Des vidéos sur les médias sociaux montrent des mineurs affolés qui courent en haut de la colline pour s’échapper, alors qu’un énorme tas de déchets noirs se déverse dans un lac turquoise, provoquant une vague de boue semblable à un tsunami.

Les photos montrent des rangées de cadavres étalées sur une colline, couvertes par une bâche.

Dans une déclaration mise en ligne jeudi soir, le commandant en chef des forces armées, le général Min Aung Hlaing, a déclaré que les officiers militaires poursuivraient les efforts de sauvetage.

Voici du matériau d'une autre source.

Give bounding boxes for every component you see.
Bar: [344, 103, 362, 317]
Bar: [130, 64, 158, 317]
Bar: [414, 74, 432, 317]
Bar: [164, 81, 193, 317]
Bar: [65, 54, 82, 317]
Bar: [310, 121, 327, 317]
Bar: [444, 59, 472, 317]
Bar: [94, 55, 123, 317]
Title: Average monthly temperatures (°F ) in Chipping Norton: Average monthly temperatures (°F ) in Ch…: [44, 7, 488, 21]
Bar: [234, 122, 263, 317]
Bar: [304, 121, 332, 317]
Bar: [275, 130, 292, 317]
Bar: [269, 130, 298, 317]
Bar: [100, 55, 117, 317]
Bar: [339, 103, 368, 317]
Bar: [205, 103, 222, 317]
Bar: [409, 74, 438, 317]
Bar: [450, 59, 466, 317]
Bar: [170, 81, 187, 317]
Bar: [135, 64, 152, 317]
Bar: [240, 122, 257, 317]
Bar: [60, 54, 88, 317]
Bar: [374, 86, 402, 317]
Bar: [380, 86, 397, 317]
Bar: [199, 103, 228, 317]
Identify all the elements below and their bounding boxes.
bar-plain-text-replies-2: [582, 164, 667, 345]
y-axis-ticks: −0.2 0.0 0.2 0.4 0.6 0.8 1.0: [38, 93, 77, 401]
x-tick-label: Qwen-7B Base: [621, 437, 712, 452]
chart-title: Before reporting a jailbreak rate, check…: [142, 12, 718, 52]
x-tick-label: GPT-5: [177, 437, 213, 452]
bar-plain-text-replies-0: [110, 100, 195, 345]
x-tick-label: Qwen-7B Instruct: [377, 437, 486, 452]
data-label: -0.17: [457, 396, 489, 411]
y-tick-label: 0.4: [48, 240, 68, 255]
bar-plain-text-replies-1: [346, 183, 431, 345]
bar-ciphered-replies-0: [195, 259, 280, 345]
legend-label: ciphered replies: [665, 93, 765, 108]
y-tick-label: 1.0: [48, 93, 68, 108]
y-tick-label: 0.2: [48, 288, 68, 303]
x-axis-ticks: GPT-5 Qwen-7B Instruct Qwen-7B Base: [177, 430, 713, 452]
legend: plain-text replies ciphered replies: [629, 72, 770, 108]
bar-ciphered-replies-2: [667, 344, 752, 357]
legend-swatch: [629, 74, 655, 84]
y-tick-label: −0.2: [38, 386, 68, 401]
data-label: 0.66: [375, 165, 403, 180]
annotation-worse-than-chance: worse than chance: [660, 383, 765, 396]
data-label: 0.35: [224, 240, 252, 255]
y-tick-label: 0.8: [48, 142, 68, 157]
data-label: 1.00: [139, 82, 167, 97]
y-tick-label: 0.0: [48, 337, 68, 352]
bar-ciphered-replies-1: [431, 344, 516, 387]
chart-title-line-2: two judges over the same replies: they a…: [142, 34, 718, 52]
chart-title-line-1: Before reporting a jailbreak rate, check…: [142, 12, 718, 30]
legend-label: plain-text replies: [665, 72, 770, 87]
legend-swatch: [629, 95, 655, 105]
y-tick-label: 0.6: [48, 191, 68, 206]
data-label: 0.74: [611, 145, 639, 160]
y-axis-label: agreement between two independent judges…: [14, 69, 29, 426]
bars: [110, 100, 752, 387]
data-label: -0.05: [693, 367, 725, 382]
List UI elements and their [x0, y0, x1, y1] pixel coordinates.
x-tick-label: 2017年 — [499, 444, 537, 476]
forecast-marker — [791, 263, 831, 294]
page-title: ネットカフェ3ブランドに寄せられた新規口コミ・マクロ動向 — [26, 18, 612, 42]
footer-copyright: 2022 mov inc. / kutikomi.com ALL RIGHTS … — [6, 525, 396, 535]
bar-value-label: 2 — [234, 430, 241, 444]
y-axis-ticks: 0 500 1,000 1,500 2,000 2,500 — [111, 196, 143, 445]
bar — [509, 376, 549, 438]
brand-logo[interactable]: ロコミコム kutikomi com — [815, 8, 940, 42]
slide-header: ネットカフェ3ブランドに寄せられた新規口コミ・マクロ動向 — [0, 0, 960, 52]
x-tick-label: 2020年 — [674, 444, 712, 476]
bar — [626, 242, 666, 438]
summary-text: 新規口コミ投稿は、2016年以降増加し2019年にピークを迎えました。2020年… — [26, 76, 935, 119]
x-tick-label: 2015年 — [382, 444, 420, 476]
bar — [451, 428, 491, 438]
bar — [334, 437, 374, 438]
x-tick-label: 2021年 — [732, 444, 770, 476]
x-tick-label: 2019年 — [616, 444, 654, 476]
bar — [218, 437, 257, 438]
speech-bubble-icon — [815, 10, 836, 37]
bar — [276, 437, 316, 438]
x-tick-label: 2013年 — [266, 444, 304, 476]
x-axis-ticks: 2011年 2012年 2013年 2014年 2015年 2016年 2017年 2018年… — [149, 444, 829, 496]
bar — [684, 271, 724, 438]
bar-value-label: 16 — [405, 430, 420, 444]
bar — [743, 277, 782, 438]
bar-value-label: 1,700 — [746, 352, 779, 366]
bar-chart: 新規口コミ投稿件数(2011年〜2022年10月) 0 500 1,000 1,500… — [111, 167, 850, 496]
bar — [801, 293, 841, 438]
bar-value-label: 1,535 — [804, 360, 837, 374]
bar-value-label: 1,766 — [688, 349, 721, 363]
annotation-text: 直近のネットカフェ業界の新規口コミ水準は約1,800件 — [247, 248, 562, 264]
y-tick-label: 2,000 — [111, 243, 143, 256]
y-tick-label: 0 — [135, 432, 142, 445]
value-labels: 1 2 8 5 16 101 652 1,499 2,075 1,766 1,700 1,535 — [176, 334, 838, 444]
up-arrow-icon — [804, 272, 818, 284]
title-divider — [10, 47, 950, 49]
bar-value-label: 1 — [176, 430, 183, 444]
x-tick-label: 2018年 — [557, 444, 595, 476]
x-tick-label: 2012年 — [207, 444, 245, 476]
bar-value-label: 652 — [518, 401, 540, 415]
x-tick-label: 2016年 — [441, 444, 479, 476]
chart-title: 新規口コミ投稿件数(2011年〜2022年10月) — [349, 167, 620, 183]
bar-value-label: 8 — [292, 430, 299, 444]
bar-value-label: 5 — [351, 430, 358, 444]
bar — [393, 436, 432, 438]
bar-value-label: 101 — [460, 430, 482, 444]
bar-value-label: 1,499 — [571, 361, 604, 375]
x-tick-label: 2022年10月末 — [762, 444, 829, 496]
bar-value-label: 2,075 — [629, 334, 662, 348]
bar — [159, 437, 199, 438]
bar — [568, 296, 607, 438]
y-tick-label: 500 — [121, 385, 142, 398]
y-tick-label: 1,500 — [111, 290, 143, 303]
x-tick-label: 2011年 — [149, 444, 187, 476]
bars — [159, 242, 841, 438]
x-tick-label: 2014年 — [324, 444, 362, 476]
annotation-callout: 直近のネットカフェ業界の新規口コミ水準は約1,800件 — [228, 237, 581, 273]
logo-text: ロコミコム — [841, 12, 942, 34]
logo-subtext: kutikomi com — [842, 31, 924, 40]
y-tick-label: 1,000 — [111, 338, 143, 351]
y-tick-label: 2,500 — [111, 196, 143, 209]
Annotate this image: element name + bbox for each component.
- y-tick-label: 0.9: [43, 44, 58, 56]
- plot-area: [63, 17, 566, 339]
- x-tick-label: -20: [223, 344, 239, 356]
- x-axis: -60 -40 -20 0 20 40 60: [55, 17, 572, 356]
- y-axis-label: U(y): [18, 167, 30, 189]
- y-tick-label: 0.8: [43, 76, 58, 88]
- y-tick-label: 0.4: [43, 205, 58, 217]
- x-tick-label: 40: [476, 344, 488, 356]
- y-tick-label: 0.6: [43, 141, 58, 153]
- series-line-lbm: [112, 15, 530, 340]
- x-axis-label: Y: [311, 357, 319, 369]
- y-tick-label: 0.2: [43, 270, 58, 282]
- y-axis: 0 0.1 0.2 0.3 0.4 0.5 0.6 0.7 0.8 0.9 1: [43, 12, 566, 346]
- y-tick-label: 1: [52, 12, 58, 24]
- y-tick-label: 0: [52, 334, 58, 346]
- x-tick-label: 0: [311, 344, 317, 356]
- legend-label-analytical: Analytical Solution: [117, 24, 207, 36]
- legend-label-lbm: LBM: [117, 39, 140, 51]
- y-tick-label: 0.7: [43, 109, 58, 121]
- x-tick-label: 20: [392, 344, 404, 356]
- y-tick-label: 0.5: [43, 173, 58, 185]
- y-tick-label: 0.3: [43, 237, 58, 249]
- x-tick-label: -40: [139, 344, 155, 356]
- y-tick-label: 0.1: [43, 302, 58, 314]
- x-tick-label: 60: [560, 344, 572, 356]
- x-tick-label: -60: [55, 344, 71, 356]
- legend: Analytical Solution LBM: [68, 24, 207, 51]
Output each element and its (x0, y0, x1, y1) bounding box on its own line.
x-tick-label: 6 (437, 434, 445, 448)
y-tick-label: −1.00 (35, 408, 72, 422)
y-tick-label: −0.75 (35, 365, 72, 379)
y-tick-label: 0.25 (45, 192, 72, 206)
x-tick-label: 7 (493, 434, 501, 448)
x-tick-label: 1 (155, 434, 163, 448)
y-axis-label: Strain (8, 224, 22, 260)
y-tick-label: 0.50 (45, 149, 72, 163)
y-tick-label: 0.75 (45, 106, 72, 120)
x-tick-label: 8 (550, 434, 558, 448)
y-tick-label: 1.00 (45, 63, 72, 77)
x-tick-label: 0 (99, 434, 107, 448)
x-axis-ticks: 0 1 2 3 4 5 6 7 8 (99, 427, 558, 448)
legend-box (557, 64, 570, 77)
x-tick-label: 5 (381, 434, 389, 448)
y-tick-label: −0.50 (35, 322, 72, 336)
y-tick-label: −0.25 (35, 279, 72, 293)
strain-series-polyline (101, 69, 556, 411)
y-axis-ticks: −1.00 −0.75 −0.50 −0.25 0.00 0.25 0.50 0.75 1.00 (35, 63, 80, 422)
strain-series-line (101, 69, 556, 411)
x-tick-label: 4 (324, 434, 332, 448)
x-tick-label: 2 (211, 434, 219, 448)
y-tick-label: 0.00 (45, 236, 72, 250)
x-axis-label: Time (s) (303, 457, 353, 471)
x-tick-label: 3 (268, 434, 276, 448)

Maung Khaing, un mineur de 38 ans de la région qui a été témoin de l’accident, a déclaré qu’il était sur le point de prendre une photo du monticule de déchets précaires qui, selon lui, semblait destiné à s’effondrer lorsque les gens ont commencé à crier « courez, courez !

« En moins d’une minute, tous les gens au bas (de la colline) ont disparu », a-t-il déclaré à Reuters par téléphone. « Je me sens vide dans mon cœur. J’ai encore la chair de poule… Il y avait des gens coincés dans la boue qui criaient à l’aide mais personne ne pouvait les aider ».

Than Hlaing, membre d’un groupe local de la société civile qui a apporté son aide au lendemain de la catastrophe, a déclaré que les personnes tuées étaient des freelances qui ramassaient les déchets laissés par une grande entreprise minière.

Elle a ajouté qu’une centaine de personnes étaient toujours portées disparues et que 30 avaient été hospitalisées.

Un fonctionnaire local avait averti les gens de ne pas se rendre à la mine jeudi à cause du mauvais temps, a-t-elle dit.

« Il n’y a aucun espoir pour les familles d’obtenir une compensation car elles étaient des mineurs indépendants. »

Le gouvernement de la lauréate du prix Nobel Aung San Suu Kyi s’est engagé à assainir l’industrie lorsqu’il a pris le pouvoir en 2016, mais les militants disent que peu de choses ont changé.

Les ventes officielles de jade au Myanmar se sont élevées à 671 millions d’euros (750 millions de dollars) en 2016-17, selon les données publiées par le gouvernement dans le cadre de l’initiative pour la transparence des industries extractives.

Mais le groupe de défense des droits de l’homme Global Witness affirme que ce commerce représente des milliards de dollars par an, des fonds qui, selon lui, alimentent le conflit armé entre les troupes gouvernementales et les rebelles de l’ethnie Kachin qui luttent pour une plus grande autonomie de la région.

Dans une déclaration, le groupe a qualifié l’accident de jeudi de « tragédie évitable » et a déclaré que l’administration de Suu Kyi n’avait pas mis en œuvre les réformes promises pour mettre un frein aux « pratiques minières illicites et rapaces ». Un porte-parole du gouvernement n’a pas répondu aux appels téléphoniques de Reuters demandant un commentaire.